I had once been spending three weeks in the White House with Mr. Lincoln as his guest. One night — it was just after the battle of Bull Run — I was restless and could not sleep. I was repeating the part which I was to take in a public performance. The hour was past midnight. Indeed, it was coming near to the dawn, when I heard low tones proceeding from a private room near where the President slept. The door was partly open. I instinctively walked in, and there I saw a sight which I shall never forget. It was the President kneeling beside an open Bible. The light was turned low in the room. His back was toward me. For a moment I was silent, as I stood looking in amazement and wonder. Then he cried out in tones so pleading and sorrowful, "O thou God that heard Solomon in the night when he prayed for wisdom, hear me: I cannot lead this people, I cannot guide the affairs of this nation without Thy help. I am poor and weak and sinful. O God, who didst hear Solomon when he cried for wisdom, hear me, and save this nation!"

(James E. Murdock.)

My brethren, do we pray? There is many a minister — pardon me for saying so — who spends more time in public prayer than in private prayer, and not a few spend more time in preaching than in praying. Is this as it ought to be? A faithful pastor went once to see a young man who was a member of his Church, and he said to him, "I have come to ask you if you are on good terms with your Father?" meaning his heavenly Father. The young man seemed very much taken aback, and said to him, "Who told you about me and my father? We have not been on speaking terms for years." "Oh," said the minister, "I mean your heavenly Father; but this is very sad." "Oh, it is sad, and it grieves me in my heart," said the young man. "Oh," said the minister, "I have often spent an evening in your house, and I never noticed there was any estrangement between you and your father." "Ah, no," says the young man, "we have an arrangement, when we come together in company to act as if nothing had happened; but when we are alone there is no intercourse between us."

(C. Lockhart.)

And the power of the Lord was present to heal them.
I. THE POWER OF CHRIST IN THE GOSPEL IS MAINLY A POWER TO HEAL,.

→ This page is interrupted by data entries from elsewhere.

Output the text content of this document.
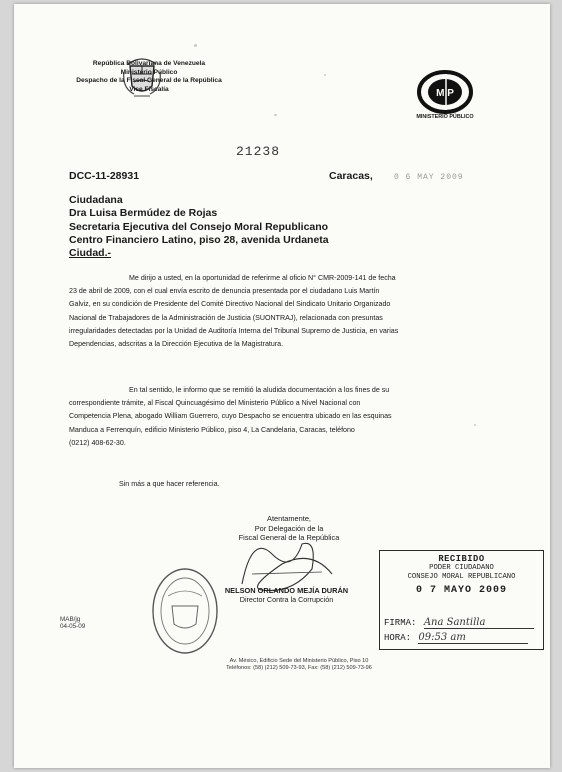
República Bolivariana de Venezuela
Ministerio Público
Despacho de la Fiscal General de la República
Vice Fiscalía	M P
MINISTERIO PÚBLICO
21238
DCC-11-28931	Caracas,	0 6 MAY 2009
Ciudadana
Dra Luisa Bermúdez de Rojas
Secretaria Ejecutiva del Consejo Moral Republicano
Centro Financiero Latino, piso 28, avenida Urdaneta
Ciudad.-
Me dirijo a usted, en la oportunidad de referirme al oficio N° CMR-2009-141 de fecha
23 de abril de 2009, con el cual envía escrito de denuncia presentada por el ciudadano Luis Martín
Galviz, en su condición de Presidente del Comité Directivo Nacional del Sindicato Unitario Organizado
Nacional de Trabajadores de la Administración de Justicia (SUONTRAJ), relacionada con presuntas
irregularidades detectadas por la Unidad de Auditoría Interna del Tribunal Supremo de Justicia, en varias
Dependencias, adscritas a la Dirección Ejecutiva de la Magistratura.
En tal sentido, le informo que se remitió la aludida documentación a los fines de su
correspondiente trámite, al Fiscal Quincuagésimo del Ministerio Público a Nivel Nacional con
Competencia Plena, abogado William Guerrero, cuyo Despacho se encuentra ubicado en las esquinas
Manduca a Ferrenquín, edificio Ministerio Público, piso 4, La Candelaria, Caracas, teléfono
(0212) 408-62-30.
Sin más a que hacer referencia.
Atentamente,
Por Delegación de la
Fiscal General de la República
NELSON ORLANDO MEJÍA DURÁN
Director Contra la Corrupción
MAB/jg
04-05-09
RECIBIDO
PODER CIUDADANO
CONSEJO MORAL REPUBLICANO
0 7 MAYO 2009
FIRMA: Ana Santilla
HORA: 09:53 am
Av. México, Edificio Sede del Ministerio Público, Piso 10
Teléfonos: (58) (212) 509-73-93, Fax: (58) (212) 509-73-96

1. It is a Divine power which comes from our Lord Jesus, because He is most surely God. It is the sole prerogative of God to heal spiritual disease.

2. Although our Lord Jesus healed as Divine, remember that He also possessed power to heal because of His being human. He used no other remedy in healing our sin-sickness but that of taking our sicknesses and infirmities upon Himself. This is the one great cure-all.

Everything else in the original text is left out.